Forts de dizaines d'écoles occupées à la veille d'un référendum d'autodermination à hauts risques en Catalogne, les séparatistes se disent prêts pour cette consultation interdite par la justice et que le pouvoir central espagnol veut empêcher à tout prix.
 
« Votarem » (« nous voterons » en catalan) ont scandé vendredi soir plusieurs milliers d'indépendantistes, venus assister au dernier meeting de Carles Puigdemont, leur dirigeant et président de cette région du nord-est du pays depuis début 2016.
 
Mais pour la Catalogne, l'Espagne, et même l'Union européenne, le référendum de ce dimanche est un véritable saut dans l'inconnu.

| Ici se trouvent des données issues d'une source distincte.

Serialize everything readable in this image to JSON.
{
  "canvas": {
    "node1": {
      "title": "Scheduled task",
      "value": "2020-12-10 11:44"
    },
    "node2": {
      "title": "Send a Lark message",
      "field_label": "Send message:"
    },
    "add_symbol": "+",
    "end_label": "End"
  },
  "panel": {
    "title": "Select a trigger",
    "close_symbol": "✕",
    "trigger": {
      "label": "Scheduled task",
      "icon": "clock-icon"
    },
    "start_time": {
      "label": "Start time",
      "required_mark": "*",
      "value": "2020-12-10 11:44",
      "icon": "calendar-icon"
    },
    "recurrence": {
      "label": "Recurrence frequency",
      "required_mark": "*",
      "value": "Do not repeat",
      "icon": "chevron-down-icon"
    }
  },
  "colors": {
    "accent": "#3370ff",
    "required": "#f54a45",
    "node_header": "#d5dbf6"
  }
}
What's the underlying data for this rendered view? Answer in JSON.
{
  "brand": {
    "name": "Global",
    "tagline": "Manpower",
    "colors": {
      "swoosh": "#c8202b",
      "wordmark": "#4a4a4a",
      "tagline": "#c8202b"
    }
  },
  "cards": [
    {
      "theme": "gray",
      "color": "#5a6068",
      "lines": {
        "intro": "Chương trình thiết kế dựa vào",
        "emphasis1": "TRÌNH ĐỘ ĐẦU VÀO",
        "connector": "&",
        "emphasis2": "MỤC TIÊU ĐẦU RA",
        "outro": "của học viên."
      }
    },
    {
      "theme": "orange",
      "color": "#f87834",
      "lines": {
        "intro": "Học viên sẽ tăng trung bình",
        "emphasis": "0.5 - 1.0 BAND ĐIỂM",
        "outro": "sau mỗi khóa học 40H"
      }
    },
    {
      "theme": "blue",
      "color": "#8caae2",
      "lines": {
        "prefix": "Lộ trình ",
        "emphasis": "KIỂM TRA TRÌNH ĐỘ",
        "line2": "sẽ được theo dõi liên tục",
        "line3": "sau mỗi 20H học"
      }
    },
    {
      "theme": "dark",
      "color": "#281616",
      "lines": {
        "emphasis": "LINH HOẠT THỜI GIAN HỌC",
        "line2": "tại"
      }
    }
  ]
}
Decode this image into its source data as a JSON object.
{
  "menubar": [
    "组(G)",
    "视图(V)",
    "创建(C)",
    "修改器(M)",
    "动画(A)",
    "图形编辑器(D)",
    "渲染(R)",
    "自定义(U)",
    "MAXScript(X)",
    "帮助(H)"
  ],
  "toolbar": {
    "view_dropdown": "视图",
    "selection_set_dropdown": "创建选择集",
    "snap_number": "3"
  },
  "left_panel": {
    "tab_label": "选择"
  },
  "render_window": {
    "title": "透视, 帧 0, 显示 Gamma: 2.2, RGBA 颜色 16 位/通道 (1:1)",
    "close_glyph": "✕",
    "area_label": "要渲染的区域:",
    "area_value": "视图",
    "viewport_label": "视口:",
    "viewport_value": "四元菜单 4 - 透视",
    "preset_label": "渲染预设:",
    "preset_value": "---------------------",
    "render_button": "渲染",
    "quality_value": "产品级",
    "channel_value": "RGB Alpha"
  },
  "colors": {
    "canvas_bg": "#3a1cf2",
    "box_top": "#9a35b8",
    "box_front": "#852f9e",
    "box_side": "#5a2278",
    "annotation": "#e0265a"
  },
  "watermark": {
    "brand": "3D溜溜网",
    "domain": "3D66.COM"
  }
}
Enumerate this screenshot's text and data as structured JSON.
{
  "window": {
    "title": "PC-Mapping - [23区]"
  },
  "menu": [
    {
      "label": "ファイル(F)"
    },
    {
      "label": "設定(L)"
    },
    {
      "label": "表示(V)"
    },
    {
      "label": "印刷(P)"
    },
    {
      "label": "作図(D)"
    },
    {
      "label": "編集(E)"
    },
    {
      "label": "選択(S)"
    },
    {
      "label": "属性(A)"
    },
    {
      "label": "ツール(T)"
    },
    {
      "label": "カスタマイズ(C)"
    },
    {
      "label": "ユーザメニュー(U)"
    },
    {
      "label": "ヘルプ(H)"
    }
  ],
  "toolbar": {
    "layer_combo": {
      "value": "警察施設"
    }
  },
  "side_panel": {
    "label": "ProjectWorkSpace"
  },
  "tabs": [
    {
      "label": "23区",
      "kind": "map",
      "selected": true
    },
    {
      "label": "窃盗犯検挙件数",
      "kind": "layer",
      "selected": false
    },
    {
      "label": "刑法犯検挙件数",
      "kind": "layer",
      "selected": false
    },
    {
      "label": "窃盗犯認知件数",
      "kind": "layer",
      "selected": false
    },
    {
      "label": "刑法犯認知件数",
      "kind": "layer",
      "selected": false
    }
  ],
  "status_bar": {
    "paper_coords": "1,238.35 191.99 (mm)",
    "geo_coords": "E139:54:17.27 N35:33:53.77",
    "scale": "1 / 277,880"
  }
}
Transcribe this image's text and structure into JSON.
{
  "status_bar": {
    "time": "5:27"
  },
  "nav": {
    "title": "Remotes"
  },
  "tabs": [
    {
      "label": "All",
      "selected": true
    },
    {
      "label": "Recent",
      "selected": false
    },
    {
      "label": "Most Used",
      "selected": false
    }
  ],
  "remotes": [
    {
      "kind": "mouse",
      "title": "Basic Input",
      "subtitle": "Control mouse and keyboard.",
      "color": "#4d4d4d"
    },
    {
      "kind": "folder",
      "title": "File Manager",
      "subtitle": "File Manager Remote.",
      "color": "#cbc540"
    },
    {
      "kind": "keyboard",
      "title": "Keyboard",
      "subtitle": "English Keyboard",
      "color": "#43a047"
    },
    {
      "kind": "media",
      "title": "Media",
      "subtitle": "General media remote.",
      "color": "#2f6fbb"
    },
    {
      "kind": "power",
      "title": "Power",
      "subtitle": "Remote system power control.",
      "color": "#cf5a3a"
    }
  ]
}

A commencer par savoir si le scrutin pourra se tenir comme prévu. « On en est réduit à ce stade aux hypothèses, concède Cyril Trépier, géographe et chercheur à l'Institut français de géopolitique à Paris VIII, car le gouvernement catalan a maintenu que le référendum aurait bien lieu. De nombreuses mesures sont prises depuis plusieurs jours pour empêcher [sa] tenue puisque les opposants à l’indépendance n’appellent pas à participer en votant non, mais à boycotter ce référendum illégitime et inconstitutionnel à leurs yeux. »
 
De plus, les forces de l'ordre, qui ont saisi depuis la mi-septembre des millions de bulletins de vote, recherchent toujours les milliers d'urnes que les indépendantistes veulent utiliser pour ce référendum interdit par la Cour constitutionnelle.
 
« Il n'y aura pas de référendum », a martelé le porte-parole du gouvernement conservateur espagnol Inigo Mendez de Vigo. « Les responsables [de ces agissements] se rendent coupables d'un acte de déloyauté très grave. » De fait, Madrid menace les édiles récalcitrant de poursuite devant les tribunaux.